Corn futures improved with the open of pit trading to trade steady to 5 cents higher.
- May corn futures settled above the 50-day Moving Average yesterday, spurring additional technical buys today.
- The rest of the market is seeing light short-covering thanks to concern about tight old-crop supplies and recent signs of improved export demand.
- Gulf basis levels were steady to 2 cents higher this morning, signaling tight supplies and the possibility export demand news lies ahead.
- Plus, sources report private Chinese feedmills have purchased around 600,000 MT of 2013-crop U.S. corn on the recent price drop, leading to calls for the government to issue more import quotas.
- But buying enthusiasm in new-crop corn remains limited by expectations for a large 2013 crop.
Soybean futures continue to post losses around 2 to 6 cents, with old-crop contracts leading losses.
- Traders are booking some profits in soybean futures today after the market posted gains yesterday. Traders are nervous about how long strong export demand, especially from China, will last.
- Delays at Brazilian ports have kept the export window open longer than usual, but eventually this will change, easing concerns about tight U.S. carryover supplies.
- Plus, traders are concerned the recent price advance in beans could encourage some to hold off on purchases until South American supplies come available.
- But 1 to 2 cent higher Gulf basis levels for immediate delivery signal that may not be an option for some importers.
Wheat futures remain narrowly mixed at all three locations.
- Spillover from the corn market is encouraging light short-covering in some wheat contracts.
- And while topsoil moisture profiles have improved in the Southern and Central Plains have improved, much more is needed.
- State crop reports reveal that 44% of Texas' wheat crop is still rated "poor" to "very poor."
- Buying interest is being limited by above-average chances for precip in Nebraska and northeast Kansas in the 6- to 10-day forecast.
- Recent news that some ethanol plants are using wheat to produce ethanol is also providing light support.
Live cattle futures got off to a choppy start but have since improved to post slight to moderate gains in most contracts.
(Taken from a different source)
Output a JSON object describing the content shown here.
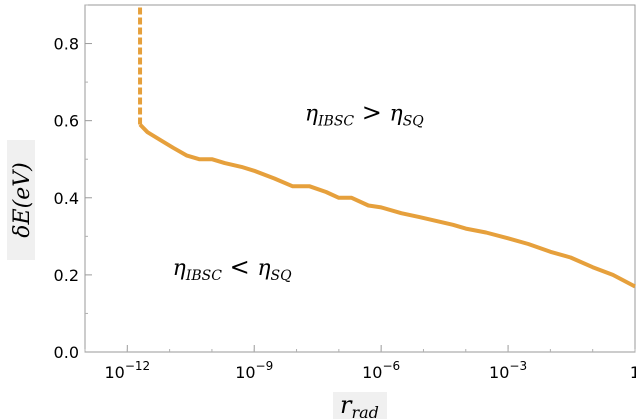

Feeder cattle futures are mostly moderately higher.
- Live cattle futures are choppy this morning as traders await direction from the cash market. Initial indicators give packers an edge in negotiations.
- The boxed beef market got off to an unimpressive start yesterday as prices were mixed and movement was notably light at 103 loads.
- While showlist estimates are up slightly in Nebraska, Kansas and Texas, they are down by a like amount in Colorado.
- But the fact that some packers have seen margins move into positive territory may give them incentive to boost their slaughter schedules.
- The front-month contract is at a slight premium to the bulk of last week's cash trade at $128.
- Feeder cattle futures are benefiting from corrective short-covering.
Lean hog futures are enjoying slight, corrective gains this morning.
- Ideas the downside has been overdone of late are encouraging light short-covering in the lean hog market this morning. A weaker U.S. dollar index is also encouraging of this.
- Traders are hopeful the pork market will soon put in a low as Easter ham buying and spring grilling picks up. Yesterday, the pork cutout value firmed 69 cents, but movement was very light at 24 loads.
- But buying interest is being limited by the nearly $3.50 premium they hold to the cash hog index.
- While packers are enjoying profitable margins most plants are well supplied for near-term needs. Thus, cash hog bids are mostly steady today.
- Improved weather across the Midwest is also expected to increase hog marketings, further limiting packers' need to bid up for supplies.